Brand.com
- Formerly: Reputation Changer
- Company type: Private
- Industry: Public Relations
- Founded: 2009
- Defunct: 2015
- Headquarters: Philadelphia, Pennsylvania, United States
- Key people: Michael Zammuto, President, Dave Armon, CEO
- Website: http://www.brand.com/

= Brand.com =

Defunct American online reputation and brand management company

Brand.com was an American online reputation and brand management company based in Philadelphia, Pennsylvania. It was founded as Reputation Changer in 2009. In 2013, it purchased the Brand.com domain name for $500,000, and changed its name. The company provided Internet search management, creating positive web articles about its clients in order to have them overtake negative news, and Wikipedia profile management. The company filed for bankruptcy in 2015 and was shut down.

==Reputation Changer==
The company was founded in September 2009 as Reputation Changer, with its headquarters in West Chester, Pennsylvania. The company began as an online reputation management company offering services to small businesses and individuals.

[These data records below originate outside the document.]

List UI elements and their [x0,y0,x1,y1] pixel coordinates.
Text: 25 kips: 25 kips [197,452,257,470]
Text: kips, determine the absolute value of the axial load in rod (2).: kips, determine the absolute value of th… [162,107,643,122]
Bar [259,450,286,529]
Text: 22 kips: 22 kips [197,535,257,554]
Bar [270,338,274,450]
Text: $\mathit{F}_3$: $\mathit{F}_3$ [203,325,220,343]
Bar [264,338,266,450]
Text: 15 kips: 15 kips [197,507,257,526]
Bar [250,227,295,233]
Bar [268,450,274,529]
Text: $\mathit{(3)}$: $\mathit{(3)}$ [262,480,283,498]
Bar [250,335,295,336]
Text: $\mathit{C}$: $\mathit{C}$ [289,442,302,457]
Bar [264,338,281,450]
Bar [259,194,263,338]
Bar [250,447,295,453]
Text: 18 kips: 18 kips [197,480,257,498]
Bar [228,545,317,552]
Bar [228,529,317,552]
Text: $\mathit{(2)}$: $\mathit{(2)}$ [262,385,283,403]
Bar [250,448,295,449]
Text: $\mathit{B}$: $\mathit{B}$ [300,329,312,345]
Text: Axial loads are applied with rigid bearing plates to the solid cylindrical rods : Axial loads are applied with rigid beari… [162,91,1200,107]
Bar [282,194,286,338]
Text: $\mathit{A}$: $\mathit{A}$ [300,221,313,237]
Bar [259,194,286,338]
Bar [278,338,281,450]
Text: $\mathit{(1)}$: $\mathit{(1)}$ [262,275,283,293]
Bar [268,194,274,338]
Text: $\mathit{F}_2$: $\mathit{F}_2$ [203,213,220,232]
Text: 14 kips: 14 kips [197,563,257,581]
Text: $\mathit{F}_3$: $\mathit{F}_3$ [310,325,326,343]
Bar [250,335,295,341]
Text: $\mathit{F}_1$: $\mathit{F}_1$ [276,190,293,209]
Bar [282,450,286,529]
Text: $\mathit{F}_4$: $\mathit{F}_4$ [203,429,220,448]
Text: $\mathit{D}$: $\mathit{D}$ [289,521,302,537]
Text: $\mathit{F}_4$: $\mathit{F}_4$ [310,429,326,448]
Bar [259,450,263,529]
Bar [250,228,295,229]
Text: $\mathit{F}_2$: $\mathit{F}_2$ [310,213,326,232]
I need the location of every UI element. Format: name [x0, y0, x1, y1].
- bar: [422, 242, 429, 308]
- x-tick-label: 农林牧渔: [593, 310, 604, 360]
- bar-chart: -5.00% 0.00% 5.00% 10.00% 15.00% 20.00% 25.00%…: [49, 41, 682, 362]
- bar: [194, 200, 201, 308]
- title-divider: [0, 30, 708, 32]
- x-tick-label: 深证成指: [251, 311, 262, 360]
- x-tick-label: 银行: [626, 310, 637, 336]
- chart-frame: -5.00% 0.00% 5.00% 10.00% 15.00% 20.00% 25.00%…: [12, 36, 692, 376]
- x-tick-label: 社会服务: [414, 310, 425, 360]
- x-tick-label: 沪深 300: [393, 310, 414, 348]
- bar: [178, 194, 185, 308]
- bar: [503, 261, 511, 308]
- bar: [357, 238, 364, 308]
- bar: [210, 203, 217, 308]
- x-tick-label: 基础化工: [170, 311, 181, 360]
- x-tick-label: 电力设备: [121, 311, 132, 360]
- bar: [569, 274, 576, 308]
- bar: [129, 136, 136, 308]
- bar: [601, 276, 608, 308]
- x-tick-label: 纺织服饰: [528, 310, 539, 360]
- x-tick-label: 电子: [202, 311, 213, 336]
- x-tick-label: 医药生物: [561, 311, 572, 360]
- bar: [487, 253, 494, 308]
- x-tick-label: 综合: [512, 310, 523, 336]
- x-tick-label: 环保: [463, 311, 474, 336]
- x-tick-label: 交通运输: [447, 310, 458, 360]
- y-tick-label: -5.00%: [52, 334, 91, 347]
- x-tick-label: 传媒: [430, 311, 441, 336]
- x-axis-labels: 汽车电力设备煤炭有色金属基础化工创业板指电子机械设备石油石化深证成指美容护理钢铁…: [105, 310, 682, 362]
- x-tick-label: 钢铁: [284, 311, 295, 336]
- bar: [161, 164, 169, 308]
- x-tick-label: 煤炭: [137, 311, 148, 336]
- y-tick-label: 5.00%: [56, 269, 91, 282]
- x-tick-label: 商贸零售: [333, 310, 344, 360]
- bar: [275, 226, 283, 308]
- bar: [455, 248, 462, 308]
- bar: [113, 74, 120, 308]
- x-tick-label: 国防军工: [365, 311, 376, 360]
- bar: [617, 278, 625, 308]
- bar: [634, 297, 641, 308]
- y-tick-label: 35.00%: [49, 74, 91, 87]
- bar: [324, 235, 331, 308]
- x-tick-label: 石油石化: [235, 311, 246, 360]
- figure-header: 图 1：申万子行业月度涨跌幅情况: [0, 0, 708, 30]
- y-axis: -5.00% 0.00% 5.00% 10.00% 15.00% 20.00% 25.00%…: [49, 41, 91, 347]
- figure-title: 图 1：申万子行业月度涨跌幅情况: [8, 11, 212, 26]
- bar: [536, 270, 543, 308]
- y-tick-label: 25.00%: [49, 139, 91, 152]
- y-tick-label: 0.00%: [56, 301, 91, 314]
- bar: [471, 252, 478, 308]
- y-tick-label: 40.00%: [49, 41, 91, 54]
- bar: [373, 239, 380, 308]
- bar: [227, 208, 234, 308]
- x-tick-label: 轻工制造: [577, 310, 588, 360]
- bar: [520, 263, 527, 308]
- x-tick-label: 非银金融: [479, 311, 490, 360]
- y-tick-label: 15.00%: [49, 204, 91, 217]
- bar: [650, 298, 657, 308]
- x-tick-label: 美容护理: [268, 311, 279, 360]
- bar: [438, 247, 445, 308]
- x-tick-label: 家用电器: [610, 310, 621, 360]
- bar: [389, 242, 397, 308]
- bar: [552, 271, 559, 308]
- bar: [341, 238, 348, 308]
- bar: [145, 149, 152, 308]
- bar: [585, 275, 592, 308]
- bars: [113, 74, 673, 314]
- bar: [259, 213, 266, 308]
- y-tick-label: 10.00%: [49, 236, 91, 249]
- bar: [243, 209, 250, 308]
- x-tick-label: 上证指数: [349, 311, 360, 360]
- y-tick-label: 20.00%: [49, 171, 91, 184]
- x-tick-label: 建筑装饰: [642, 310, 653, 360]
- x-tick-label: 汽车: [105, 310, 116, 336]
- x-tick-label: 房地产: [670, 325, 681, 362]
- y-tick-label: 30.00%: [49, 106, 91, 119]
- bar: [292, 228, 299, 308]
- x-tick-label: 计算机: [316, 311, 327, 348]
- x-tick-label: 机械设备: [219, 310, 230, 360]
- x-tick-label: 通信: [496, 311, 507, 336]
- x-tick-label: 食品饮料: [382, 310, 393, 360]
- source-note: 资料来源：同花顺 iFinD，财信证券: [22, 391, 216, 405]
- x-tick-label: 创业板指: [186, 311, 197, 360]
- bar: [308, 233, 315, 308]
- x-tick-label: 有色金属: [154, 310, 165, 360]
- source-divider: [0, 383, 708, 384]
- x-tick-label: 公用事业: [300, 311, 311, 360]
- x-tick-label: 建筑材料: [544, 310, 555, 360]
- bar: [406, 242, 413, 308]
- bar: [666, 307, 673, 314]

To help improve online reputations, Reputation Changer created its own positive content about its clients, in an attempt to force other less flattering articles about them down in Google search results and thus cause criticisms to "disappear". Though during this time the company had been accused of "making false claims" about the effectiveness of their services, the company insisted that those claims were the result of rivals and not legitimate complaints. This includes the hiding of negative user-generated reviews for hotels and other commercial enterprises.

In November 2012, Michael Zammuto joined the company as President. This led to some restructuring within the company, including the June 2013 renaming of the company from Reputation Changer to Brand.com. The re-branding including the acquisition of the Internet domain brand.com for $500,000. The company also moved its headquarters from West Chester to Philadelphia, Pennsylvania. The company had 135 employees, and worked with both small and large clients. Seattle City Light hired Brand.com to remove a 2008 Seattle Weekly story critical of their CEO, Jorge Carrasco. Brand.com created several blog posts "to drown out critical stories" including one at Huffington Post where the writer did not disclose conflict of interest, subsequently leading to the article being removed. Ars Technica reported that some of the websites that the stories were posted on "appear to have been utterly fake". In May 2014, Seattle City Light requested a refund from Brand.com as they claimed the company did not deliver the services that were promised as the critical story still appeared high in Google searches. In September 2014 it was revealed that Brand.com had received a penalty from Google for potentially trying to game the system in increasing its own company's Google rankings. Brand.com contacted online websites directly to ask the removal of links to Brand.com.

==Services==
Brand.com offered brand management and reputation management services. They reviewed the online presence of individuals and companies and provided action plans said to help control how information appears in search engines. Services also included suppression of negative reviews on sites like Yelp or Google Reviews. Part of these services was the planned launch of Brand.com's "Google Eraser", which claimed to expunge negative listings from a Google search. At the time, some stated that the process was unproven, and that Brand.com had not been transparent about its process, claiming that their processes were proprietary.

In 2013, Brand.com stated further that they would enact a De-Indexing Action Plan to permanently erase false or libelous information from major search engines, as opposed to attempting to move the negative information further down in search results. The process involved verifying that the information was false, and then working with Google, Yahoo, and Bing to de-index the information. The company created the Command Center platform, through which clients could monitor the results of its advertising or reputation management efforts.

Brand.com edited Wikipedia on behalf of clients. The company claimed on its website to have "built an entire practice around creating, managing, and monitoring Wikipedia." and offered to create a "positive Wikipedia page". Michael Zammuto told Quartz in 2013 that the company "helps ensure that information on Wikipedia is accurate, not false or defamatory." Brand.com also charged clients to have journalists write news stories under their direction, instead of having journalists independently select their own stories from news releases, and claims that these news stories have appeared in news publications including CNN, MSNBC, Fox News, The Huffington Post, and Forbes Magazine.

==Bankruptcy==
Having released most of its workers in 2014, Brand.com filed for bankruptcy in 2015.